Dia-magnetism is a phenomenon exhibited by materials such as Copper or Bismuth, that become magnetized in a magnetic field with a polarity opposite to the magnetic force. Such materials are slightly repelled by a magnet.
Diamagnetic materials are repelled by a magnetic field; an applied magnetic field creates an induced magnetic field in them in the opposite direction, causing a repulsive force. In contrast, paramagnetic and ferromagnetic materials are attracted by a magnetic field. Diamagnetism is a quantum mechanical effect that occurs in all materials; when it is the only contribution to the magnetism, the material is called diamagnetic. In paramagnetic and ferromagnetic substances, the weak diamagnetic force is overcome by the attractive force of magnetic dipoles in the material. The magnetic permeability of diamagnetic materials is less than μ0, the permeability of vacuum. In most materials, diamagnetism is a weak effect which can only be detected by sensitive laboratory instruments, but a superconductor acts as a strong diamagnet because it repels a magnetic field entirely from its interior.

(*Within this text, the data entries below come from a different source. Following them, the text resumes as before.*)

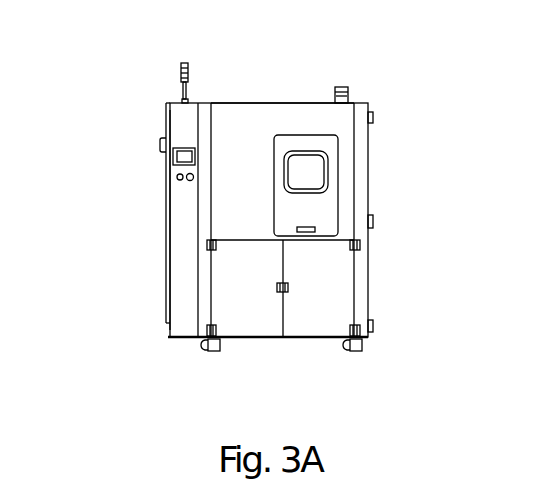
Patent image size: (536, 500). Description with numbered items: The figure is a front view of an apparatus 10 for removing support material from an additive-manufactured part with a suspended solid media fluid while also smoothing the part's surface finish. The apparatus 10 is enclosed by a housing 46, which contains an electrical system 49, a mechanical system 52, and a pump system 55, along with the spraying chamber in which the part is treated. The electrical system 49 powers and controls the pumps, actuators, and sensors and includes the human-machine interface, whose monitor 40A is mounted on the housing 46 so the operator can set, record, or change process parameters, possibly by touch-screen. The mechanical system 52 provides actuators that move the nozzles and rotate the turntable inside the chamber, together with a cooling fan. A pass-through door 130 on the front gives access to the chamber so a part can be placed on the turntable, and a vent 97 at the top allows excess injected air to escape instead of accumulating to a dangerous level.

The apparatus 10 is at (138, 307).
The monitor 40A is at (173, 161).
The housing 46 is at (242, 115).
The electrical system 49 is at (166, 208).
The mechanical system 52 is at (268, 103).
The pump system 55 is at (250, 338).
The vent 97 is at (343, 86).
The pass-through door 130 is at (323, 203).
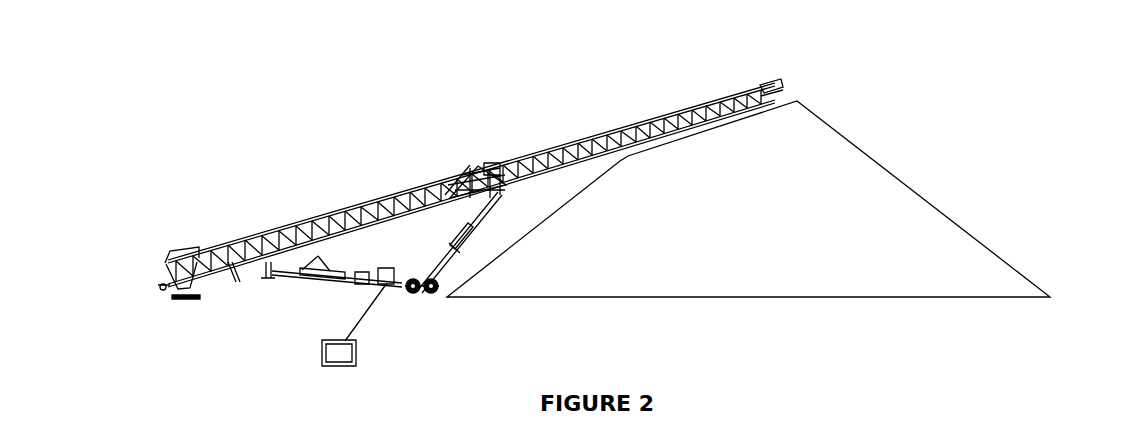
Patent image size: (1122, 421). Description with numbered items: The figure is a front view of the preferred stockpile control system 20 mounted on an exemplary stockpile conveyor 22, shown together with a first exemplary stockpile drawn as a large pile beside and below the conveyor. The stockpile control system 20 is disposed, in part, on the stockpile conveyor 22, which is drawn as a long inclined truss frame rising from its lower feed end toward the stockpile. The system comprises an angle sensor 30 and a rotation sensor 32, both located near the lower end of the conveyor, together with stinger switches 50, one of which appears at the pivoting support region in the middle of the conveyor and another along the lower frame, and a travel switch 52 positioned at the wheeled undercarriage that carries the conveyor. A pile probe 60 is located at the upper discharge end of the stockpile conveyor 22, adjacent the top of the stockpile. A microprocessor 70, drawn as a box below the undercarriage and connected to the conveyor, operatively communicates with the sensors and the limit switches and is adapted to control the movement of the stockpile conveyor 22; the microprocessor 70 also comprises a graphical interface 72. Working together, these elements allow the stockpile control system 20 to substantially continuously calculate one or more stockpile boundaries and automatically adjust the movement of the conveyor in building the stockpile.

Diamagnetism was first discovered when Anton Brugmans observed in 1778 that bismuth was repelled by magnetic fields. In 1845, Michael Faraday demonstrated that it was a property of matter and concluded that every material responded (in either a diamagnetic or paramagnetic way) to an applied magnetic field. On a suggestion by William Whewell, Faraday first referred to the phenomenon as diamagnetic (the prefix dia- meaning through or across), then later changed it to diamagnetism.
A simple rule of thumb is used in chemistry to determine whether a particle (atom, ion, or molecule) is paramagnetic or diamagnetic: If all electrons in the particle are paired, then the substance made of this particle is diamagnetic; If it has unpaired electrons, then the substance is paramagnetic.